The video has only pulled approximately 5,000 views at the time of writing, but it attracted a very specific kind of commenter: the self-identified mechanic with strong feelings about filter brands and a theory about why FRAM is suddenly hard to source.
Most of the replies under Neilsen’s video weren’t sympathetic. They were redirective. “Do yourself a favor and stay away from Fram anyways,” one wrote, recommending Wix instead. Another suggested Mobil 1, telling her to “cross the Fram number” over to the equivalent part. A handful were less diplomatic. “Fram is garbage.”
The more interesting thread of replies tried to explain the empty shelf. Several commenters claimed FRAM is being phased out at Walmart, with one saying they’d been told in-store that the brand was “going out of business.” Another pointed out that the PH6607 specifically is showing up at deep discounts at retailers still carrying stock, which is usually what happens when an SKU is being cleared rather than restocked.

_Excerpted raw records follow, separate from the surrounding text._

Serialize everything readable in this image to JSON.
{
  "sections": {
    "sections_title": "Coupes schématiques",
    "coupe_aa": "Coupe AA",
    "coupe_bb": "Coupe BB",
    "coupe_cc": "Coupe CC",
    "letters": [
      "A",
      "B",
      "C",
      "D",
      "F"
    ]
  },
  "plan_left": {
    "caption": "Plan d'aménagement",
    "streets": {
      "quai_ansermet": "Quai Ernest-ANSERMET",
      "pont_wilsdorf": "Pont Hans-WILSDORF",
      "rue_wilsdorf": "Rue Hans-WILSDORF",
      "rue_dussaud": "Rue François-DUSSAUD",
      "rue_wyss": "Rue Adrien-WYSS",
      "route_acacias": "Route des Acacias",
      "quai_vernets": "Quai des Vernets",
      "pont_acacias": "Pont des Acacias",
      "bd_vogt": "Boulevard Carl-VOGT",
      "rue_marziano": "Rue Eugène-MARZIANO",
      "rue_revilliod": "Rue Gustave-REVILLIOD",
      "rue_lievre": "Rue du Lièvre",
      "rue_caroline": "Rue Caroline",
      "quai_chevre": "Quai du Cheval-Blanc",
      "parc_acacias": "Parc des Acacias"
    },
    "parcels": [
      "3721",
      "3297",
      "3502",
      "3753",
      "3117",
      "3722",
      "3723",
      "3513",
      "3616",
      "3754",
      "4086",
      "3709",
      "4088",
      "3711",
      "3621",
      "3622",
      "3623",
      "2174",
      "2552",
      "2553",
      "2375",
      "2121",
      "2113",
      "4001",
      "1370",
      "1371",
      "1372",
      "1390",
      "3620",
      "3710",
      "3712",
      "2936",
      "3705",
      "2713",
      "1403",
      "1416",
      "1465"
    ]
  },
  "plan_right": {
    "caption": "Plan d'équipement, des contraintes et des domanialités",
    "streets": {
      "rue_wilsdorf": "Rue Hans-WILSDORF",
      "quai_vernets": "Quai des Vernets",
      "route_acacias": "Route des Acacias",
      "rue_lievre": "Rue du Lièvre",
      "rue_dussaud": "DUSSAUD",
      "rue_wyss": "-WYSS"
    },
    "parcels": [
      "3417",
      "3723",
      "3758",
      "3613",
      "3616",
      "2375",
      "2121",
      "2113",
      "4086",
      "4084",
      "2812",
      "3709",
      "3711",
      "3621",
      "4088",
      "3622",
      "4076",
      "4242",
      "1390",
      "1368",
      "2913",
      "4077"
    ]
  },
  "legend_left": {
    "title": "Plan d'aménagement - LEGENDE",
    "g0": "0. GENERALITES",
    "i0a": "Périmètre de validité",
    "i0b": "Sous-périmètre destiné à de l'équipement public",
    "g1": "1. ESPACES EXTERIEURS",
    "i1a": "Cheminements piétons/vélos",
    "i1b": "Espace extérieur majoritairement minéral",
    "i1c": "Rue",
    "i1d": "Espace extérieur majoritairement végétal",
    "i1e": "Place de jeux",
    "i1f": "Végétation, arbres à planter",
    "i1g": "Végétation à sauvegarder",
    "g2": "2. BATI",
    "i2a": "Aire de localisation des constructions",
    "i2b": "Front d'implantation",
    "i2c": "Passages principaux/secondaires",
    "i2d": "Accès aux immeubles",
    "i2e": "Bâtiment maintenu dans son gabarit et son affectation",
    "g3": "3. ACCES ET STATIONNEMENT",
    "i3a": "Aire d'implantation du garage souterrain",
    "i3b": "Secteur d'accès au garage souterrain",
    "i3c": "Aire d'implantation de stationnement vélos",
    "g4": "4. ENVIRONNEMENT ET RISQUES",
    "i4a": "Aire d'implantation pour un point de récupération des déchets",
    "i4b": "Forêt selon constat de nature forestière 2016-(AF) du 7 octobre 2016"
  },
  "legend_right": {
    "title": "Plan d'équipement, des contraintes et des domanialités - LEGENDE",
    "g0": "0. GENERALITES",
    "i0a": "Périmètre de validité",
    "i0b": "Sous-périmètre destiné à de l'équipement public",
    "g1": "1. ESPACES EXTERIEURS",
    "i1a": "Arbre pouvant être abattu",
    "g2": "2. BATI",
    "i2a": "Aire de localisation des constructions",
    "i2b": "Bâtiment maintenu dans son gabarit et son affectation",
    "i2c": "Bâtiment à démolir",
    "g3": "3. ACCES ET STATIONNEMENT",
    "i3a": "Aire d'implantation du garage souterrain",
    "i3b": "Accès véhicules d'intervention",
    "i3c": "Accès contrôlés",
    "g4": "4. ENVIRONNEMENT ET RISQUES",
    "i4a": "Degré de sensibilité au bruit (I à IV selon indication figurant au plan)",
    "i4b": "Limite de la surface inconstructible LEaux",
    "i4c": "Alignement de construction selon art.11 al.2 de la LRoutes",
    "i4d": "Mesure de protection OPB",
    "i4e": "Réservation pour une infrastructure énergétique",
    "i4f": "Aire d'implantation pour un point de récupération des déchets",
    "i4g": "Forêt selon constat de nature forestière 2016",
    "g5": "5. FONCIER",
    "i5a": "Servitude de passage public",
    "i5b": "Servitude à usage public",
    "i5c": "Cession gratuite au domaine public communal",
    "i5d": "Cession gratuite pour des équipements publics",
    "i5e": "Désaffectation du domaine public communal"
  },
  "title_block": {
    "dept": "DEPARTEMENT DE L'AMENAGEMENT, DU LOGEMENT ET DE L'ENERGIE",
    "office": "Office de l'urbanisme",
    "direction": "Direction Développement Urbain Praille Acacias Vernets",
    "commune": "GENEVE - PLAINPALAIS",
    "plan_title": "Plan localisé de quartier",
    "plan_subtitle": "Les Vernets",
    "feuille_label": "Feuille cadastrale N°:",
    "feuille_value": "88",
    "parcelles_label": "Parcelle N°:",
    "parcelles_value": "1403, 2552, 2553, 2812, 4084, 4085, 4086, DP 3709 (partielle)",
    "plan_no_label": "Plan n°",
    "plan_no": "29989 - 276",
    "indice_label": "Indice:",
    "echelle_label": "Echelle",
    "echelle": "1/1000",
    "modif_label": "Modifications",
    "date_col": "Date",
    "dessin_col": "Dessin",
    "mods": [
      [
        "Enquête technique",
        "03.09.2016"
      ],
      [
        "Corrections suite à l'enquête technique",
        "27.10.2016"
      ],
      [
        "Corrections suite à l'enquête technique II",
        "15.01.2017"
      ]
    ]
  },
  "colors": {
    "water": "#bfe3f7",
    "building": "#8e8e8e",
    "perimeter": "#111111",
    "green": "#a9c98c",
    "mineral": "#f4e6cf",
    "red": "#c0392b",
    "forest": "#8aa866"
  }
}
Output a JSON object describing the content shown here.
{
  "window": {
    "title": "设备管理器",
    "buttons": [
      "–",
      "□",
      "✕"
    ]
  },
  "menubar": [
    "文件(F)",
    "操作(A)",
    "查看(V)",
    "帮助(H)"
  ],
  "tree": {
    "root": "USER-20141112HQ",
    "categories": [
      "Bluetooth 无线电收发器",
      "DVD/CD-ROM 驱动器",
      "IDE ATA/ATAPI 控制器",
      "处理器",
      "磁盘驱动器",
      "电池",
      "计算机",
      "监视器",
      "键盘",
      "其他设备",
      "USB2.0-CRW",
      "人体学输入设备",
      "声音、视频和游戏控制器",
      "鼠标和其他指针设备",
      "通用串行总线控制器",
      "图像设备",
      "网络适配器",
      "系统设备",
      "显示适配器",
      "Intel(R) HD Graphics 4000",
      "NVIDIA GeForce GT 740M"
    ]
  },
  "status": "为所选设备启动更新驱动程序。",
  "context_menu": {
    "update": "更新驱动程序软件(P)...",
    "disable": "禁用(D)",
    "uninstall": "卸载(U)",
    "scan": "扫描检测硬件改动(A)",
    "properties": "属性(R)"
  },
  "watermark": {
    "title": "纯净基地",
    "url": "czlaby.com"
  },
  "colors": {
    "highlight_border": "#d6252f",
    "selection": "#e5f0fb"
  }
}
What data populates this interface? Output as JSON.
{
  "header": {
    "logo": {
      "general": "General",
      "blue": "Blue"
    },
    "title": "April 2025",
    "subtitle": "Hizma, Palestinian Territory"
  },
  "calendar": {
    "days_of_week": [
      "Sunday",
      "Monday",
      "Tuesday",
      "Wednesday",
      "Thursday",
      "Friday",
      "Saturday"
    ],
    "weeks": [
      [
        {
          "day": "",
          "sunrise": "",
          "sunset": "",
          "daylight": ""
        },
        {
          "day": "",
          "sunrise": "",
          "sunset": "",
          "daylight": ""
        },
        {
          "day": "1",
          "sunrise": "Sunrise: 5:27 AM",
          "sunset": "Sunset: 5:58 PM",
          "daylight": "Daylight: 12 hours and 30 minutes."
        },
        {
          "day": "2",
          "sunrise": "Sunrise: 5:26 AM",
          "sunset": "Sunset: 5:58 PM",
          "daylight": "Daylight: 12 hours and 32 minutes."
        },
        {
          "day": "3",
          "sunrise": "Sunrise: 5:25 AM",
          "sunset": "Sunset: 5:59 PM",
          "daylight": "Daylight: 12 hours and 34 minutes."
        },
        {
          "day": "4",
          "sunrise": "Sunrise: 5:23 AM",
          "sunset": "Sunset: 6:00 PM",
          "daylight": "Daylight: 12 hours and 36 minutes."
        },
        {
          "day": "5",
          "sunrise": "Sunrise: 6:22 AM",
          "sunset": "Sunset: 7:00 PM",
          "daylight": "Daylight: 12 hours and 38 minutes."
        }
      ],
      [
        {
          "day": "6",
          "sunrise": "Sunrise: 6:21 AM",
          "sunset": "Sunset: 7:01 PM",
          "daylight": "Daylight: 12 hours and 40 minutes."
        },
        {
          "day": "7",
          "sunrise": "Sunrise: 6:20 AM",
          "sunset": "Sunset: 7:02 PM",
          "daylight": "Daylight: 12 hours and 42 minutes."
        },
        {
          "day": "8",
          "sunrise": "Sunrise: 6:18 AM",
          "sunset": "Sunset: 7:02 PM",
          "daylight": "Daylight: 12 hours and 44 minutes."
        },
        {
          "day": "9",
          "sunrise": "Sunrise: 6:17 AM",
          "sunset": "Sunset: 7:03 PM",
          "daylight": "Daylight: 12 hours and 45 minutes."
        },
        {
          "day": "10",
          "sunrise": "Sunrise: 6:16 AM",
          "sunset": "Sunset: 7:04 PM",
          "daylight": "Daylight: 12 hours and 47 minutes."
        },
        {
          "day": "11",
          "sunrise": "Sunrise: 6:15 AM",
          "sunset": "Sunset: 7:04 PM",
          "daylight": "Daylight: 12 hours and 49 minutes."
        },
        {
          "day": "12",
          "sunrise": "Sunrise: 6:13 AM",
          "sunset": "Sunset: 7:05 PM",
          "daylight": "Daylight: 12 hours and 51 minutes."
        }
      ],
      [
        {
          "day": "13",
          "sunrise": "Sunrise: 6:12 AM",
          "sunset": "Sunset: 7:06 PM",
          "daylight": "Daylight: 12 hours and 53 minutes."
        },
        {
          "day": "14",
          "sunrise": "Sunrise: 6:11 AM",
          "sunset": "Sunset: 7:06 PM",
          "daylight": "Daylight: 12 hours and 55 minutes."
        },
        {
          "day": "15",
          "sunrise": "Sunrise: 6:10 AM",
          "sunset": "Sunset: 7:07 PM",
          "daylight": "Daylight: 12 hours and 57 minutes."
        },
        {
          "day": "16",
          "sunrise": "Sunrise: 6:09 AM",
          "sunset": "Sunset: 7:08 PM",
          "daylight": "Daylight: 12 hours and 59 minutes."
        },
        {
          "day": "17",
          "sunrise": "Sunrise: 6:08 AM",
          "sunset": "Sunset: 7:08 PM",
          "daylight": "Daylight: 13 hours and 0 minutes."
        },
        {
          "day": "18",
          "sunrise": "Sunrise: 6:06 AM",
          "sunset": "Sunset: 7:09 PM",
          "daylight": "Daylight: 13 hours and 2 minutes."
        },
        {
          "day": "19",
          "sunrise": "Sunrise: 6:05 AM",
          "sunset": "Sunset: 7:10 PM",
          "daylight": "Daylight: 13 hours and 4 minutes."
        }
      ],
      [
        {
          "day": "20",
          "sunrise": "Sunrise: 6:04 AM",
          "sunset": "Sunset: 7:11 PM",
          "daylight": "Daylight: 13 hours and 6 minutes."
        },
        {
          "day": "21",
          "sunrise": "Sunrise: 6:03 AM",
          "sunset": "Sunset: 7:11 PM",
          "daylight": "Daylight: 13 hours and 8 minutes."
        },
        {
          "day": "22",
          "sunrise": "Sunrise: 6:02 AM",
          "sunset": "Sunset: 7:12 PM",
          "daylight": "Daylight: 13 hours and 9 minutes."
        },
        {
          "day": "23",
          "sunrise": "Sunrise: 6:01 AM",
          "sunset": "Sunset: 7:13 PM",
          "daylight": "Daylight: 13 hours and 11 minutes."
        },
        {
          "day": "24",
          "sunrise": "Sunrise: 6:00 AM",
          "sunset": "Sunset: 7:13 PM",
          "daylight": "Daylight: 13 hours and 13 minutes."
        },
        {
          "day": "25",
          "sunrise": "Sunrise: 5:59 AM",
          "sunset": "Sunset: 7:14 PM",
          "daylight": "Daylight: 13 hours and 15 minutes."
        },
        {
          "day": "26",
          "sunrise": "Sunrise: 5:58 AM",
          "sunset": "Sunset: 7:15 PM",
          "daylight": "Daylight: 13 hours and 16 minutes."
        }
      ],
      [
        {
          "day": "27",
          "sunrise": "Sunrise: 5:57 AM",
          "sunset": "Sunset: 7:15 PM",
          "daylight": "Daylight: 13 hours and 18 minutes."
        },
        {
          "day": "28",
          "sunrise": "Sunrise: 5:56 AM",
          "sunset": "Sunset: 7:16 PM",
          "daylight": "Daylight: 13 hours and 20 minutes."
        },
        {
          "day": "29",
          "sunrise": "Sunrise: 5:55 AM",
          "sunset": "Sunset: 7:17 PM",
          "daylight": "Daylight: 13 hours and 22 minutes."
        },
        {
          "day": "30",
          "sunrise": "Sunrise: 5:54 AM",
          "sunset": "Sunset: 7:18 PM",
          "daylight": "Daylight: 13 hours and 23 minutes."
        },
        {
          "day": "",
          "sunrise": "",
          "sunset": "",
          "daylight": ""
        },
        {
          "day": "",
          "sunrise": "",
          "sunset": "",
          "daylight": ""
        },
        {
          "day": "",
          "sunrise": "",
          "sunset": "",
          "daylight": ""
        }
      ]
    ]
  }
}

Whether FRAM is actually exiting Walmart or just hitting a supply hiccup isn’t something a TikTok comments section can confirm. But the brand has been quietly losing ground in enthusiast circles for years, and the empty-shelf framing tracks with what a discontinuation rollout looks like at a big-box retailer.
The brands that come up repeatedly in mechanic forums and YouTube teardown videos are Wix, Purolator (specifically the Boss or Gold lines), Mobil 1, K&N, and AMSOIL. Per Cartalk, OEM filters and Wix are the common picks among working mechanics, with Mobil 1 and Pennzoil close behind for filtration quality and longevity. Bosch lands in the reliable-and-boring category, which is exactly what you want from a part whose job is to not fail.
FRAM’s reputation is more split than a comments-section pile-on suggests. The cheap orange-can filters, the ones most people picture when they hear the name, have been criticized for thin construction and cardboard end caps for as long as the internet has existed. The Ultra Synthetic line is genuinely competitive with the premium brands, but it’s also priced like them, which removes most of the reason to buy a FRAM in the first place.
For a 180,000-mile daily driver getting a routine oil change, the honest answer is that almost any filter from a known brand will do the job, including Walmart’s own SuperTech, which is widely accepted as a competent budget option. The filter only needs to fit correctly and catch debris before it reaches the engine. Stepping up to a better filter matters more if you’re stretching intervals on synthetic oil, sitting in heavy traffic, or running the car hard.
The takeaway from Neilsen’s video isn’t really about a missing part number. It’s that the brand most casual DIYers reach for first, because it’s the one stacked at eye level at every big-box store, may not be that brand for much longer. If the shelf is empty, the comments section is telling her she got lucky.